Compute the limit.

Question

Compute the limit. $$\lim _{n \to \infty} \left(\sqrt{n} \int_{0}^{\pi} (\sin x)^n dx\right)$$ I have no clue where to start with this problem so any help is greatly appreciated.

Answer 1

HINT: prove that $$\int_{0}^\pi(\sin(x))^ndx=\frac{\sqrt{\pi}\Gamma\left(\frac{n+1}{2}\right)}{\Gamma\left(\frac{n}{2}+1\right)}$$

Answer 2

A simpler approach than Dr Graubner's:

Your limit can be rewritten as:

$$ \lim_{n\to \infty} \frac{\int_0^\pi \sin^n(x) d x}{\sqrt{\frac{1}{n}}}. $$

Note that both the numerator and denominator go to zero, so you can use L'Hôpital's rule.
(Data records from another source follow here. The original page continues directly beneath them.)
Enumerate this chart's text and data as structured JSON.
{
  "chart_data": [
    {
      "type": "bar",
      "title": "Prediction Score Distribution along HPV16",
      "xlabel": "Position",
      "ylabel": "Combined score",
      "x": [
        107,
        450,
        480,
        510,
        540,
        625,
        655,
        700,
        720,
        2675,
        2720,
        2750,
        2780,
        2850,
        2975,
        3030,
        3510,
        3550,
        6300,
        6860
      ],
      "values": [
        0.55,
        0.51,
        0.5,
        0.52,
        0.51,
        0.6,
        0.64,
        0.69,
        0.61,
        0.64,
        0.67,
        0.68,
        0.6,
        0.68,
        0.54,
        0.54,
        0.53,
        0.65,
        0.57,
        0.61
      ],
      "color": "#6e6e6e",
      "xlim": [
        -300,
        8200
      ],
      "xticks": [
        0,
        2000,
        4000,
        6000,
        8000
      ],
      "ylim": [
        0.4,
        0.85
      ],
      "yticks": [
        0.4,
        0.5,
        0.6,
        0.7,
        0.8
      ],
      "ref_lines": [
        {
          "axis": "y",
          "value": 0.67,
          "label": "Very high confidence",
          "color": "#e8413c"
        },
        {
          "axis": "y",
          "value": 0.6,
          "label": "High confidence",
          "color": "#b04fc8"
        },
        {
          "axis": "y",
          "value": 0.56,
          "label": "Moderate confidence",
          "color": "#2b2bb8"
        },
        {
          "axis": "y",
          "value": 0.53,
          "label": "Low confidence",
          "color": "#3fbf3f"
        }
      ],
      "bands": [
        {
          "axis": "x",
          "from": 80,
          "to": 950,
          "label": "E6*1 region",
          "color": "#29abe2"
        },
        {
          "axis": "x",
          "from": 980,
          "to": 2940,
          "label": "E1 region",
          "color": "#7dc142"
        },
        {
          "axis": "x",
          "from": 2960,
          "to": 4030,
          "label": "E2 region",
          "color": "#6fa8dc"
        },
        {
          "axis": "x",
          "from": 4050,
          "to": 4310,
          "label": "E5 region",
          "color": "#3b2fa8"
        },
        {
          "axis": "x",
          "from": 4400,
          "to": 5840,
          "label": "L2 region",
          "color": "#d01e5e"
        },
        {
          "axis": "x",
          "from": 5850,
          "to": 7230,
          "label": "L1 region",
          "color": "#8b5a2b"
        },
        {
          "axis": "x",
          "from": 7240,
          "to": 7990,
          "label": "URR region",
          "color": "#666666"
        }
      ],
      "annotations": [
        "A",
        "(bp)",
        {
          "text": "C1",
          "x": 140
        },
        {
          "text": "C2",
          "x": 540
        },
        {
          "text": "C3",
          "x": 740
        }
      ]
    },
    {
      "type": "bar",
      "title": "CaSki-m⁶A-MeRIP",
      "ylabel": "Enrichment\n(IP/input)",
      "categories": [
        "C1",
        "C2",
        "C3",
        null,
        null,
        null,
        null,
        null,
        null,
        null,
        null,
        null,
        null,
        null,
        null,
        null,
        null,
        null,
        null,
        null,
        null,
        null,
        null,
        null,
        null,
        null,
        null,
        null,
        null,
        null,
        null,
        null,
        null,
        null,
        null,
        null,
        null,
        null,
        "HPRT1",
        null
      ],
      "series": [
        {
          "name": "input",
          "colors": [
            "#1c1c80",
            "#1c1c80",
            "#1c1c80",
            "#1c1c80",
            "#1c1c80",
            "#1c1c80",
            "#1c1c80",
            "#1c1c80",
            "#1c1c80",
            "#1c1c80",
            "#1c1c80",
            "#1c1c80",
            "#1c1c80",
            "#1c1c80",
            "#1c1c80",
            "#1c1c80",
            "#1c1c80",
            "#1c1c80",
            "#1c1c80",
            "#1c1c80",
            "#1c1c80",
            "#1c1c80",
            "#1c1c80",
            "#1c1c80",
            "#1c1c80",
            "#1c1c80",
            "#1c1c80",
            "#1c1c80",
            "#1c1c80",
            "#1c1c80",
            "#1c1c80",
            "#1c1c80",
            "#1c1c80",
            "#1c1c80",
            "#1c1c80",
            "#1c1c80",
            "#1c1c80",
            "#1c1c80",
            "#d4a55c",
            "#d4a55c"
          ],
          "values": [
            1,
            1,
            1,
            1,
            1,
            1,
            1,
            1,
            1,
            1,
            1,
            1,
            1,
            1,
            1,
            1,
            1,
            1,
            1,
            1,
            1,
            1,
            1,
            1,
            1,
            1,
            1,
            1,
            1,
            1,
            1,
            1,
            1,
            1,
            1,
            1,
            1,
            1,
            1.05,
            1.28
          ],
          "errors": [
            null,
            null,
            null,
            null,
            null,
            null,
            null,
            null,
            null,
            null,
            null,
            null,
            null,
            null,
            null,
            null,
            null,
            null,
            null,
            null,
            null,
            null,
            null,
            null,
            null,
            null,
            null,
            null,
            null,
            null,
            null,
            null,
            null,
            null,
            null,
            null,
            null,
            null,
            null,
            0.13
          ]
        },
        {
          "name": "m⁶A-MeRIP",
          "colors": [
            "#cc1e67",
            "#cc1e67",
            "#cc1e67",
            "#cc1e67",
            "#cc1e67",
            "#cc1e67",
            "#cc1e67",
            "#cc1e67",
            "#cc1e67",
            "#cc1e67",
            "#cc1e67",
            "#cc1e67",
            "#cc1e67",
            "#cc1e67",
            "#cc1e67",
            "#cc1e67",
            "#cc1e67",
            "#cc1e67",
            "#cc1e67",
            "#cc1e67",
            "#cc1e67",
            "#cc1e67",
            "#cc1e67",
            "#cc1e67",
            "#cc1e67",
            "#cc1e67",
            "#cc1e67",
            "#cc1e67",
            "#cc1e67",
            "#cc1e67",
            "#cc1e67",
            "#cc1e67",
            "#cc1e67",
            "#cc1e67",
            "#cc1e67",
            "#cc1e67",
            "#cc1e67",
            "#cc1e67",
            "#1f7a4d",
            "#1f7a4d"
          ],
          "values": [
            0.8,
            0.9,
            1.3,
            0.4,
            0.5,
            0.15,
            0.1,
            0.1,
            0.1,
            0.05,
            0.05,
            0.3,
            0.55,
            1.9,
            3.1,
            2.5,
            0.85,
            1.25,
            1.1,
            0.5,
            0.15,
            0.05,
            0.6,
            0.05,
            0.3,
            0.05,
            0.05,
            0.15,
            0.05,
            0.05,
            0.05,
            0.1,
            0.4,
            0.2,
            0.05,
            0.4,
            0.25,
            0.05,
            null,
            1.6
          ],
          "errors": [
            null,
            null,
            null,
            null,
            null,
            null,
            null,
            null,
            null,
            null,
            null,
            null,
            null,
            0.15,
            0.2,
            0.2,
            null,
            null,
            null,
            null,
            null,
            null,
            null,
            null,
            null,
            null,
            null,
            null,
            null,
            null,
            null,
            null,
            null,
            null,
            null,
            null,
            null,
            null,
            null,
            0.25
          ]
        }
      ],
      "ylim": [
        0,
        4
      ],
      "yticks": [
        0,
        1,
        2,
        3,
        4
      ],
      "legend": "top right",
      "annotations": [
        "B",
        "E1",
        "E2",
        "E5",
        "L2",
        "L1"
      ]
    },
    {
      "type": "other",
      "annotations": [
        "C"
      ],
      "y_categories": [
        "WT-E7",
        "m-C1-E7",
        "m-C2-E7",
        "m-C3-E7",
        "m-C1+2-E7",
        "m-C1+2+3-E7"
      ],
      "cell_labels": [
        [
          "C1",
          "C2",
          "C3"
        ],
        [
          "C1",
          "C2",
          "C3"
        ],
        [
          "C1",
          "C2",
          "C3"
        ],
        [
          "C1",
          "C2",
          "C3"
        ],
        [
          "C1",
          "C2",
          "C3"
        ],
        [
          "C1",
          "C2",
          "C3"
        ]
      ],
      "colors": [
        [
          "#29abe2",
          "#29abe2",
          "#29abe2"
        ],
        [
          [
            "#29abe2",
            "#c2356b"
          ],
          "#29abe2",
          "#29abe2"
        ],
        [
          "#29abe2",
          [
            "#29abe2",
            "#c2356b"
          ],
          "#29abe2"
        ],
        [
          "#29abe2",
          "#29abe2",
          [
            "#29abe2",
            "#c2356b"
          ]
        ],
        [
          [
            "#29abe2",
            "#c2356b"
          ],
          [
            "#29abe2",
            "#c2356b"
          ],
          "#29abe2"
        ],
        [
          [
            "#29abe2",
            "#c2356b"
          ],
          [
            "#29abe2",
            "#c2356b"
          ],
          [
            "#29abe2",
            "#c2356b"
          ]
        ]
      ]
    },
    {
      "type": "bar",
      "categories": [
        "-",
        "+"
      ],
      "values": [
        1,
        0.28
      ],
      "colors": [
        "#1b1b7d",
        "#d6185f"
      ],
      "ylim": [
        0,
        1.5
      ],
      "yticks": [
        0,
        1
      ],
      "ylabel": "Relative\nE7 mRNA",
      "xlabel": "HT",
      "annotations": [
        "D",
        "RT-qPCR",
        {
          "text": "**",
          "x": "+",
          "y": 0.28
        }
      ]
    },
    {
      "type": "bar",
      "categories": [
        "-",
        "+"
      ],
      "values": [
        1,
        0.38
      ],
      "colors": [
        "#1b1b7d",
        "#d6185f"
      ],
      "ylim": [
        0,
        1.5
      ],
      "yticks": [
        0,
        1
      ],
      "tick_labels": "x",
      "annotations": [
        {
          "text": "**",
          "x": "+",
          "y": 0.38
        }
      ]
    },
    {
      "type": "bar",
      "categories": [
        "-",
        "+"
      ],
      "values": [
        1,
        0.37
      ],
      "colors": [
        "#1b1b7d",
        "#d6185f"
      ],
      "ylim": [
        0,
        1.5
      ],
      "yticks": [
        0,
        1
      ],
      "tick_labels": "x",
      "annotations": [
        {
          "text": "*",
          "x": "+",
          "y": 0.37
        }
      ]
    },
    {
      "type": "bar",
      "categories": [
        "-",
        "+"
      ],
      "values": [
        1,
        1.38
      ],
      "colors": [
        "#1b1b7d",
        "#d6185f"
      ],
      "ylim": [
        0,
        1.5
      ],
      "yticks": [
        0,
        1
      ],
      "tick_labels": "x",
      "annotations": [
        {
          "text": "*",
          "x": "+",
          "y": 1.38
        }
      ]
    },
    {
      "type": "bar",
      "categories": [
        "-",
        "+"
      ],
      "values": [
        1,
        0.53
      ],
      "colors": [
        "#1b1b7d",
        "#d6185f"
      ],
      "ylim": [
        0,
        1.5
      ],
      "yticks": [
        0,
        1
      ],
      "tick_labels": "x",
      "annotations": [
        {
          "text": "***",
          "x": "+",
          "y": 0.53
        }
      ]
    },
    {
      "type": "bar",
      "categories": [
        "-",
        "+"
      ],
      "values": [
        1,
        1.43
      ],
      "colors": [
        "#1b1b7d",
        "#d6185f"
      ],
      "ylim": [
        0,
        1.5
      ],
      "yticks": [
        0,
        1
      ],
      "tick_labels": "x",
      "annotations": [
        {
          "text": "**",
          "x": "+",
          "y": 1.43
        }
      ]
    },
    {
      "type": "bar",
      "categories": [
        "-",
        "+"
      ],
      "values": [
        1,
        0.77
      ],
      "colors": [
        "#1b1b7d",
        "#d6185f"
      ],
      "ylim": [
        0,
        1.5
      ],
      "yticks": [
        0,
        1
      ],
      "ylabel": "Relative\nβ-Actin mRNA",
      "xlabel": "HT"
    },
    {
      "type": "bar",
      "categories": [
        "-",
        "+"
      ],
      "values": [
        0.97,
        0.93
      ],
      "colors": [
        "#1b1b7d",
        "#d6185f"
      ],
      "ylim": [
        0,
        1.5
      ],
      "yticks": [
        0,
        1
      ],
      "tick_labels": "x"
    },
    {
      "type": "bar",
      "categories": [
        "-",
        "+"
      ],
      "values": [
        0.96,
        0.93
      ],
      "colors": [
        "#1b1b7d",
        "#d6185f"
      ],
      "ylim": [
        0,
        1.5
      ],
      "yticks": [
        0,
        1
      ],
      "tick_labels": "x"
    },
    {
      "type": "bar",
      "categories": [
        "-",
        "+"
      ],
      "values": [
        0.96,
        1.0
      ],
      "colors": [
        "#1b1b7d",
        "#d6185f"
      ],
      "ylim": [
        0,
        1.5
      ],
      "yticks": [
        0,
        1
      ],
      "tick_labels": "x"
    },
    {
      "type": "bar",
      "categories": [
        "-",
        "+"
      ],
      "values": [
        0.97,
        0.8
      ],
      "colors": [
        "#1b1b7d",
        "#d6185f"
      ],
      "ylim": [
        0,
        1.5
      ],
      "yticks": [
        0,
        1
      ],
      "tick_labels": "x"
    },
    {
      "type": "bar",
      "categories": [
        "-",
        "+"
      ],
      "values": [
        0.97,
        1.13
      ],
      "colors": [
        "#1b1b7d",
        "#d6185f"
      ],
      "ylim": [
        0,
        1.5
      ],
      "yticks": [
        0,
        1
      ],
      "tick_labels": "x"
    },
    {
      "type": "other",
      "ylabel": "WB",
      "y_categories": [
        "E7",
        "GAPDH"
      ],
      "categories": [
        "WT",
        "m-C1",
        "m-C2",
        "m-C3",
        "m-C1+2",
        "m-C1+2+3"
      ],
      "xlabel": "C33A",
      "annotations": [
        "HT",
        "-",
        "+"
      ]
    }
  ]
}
I am sure you can differentiate the denominator. For the numerator, differentiating under the integral sign with respect to $n$ gives:

$$\int_0^\pi \cos x \sin^{n-1} x dx.$$

I am sure you can complete the argument...

Answer 3

Another possibility besides the explicit calculation of the integral (which one can do recursively, for example) is to use Laplace's method to approximate $$ \int_0^\pi\sin^n(x)\,dx=\int_0^\pi e^{n\ln\sin(x)}\,dx=\int_0^\pi e^{n\,f(x)}\,dx $$ where (in Wiki notations) $f(x)=\ln\sin(x)$ and $x_0=\frac{\pi}{2}$. We have $f''(x_0)=-\frac{1}{\sin^2(\pi/2)}=-1$, so the methods says that $$ \int_0^\pi\sin^n(x)\,dx\sim e^{n\ln\sin(\pi/2)}\sqrt{\frac{2\pi}{n\cdot 1}}=\frac{\sqrt{2\pi}}{\sqrt{n}} $$ which gives the limit to be $\sqrt{2\pi}$.